Ketergantungan semua lini di pengembangan pembangkit berteknologi nuklir ini terhadap negara asing, membuat negara kita nantinya memiliki ketergantungan besar terhadap negara asing. Juga lokasi penempatan pembangkit yang sulit ditemukan, di mana hampir semua wilayah di nagera kita merupakan wilayah yang rentan terhadap gempa (kecuali Kalimantan).

Pembangunan PLTN di Kalimantan juga akan memiliki kendala besar dengan membengkaknya biaya karena tingginya biaya distribusi ke pulau Jawa (60 persen kebutuhan listrik berada di pulau ini).
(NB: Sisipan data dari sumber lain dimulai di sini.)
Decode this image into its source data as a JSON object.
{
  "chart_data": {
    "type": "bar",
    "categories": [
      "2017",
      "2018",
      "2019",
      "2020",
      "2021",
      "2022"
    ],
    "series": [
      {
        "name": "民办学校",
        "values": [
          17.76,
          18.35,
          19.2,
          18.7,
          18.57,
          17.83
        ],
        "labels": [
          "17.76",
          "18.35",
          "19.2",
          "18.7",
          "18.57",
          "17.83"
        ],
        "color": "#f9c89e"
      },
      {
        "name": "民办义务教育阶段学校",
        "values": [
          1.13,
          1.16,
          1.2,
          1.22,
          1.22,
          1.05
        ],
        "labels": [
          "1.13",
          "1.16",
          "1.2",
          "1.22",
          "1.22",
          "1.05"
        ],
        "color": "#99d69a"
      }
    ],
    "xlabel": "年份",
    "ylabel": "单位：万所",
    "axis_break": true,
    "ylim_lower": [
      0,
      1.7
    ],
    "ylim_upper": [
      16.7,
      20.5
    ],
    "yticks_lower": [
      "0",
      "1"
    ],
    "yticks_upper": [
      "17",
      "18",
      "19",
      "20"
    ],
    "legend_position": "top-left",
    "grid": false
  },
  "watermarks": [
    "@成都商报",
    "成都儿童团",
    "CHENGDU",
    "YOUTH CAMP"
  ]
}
Saat ini sudah banyak penelitian di bidang energi alternatif yang sedang dikembangkan. Terutama penelitian lintas sektor antar disiplin ilmu serta penelitian antarbangsa. Target pemerintah yang baru saja disampaikan tidak hanya menjadi wacana karena menjelang KTT UNFCCC di Copenhagen. Ini lebih ke sesuatu yang berdasarkan hasil empiris dan realistis. (80)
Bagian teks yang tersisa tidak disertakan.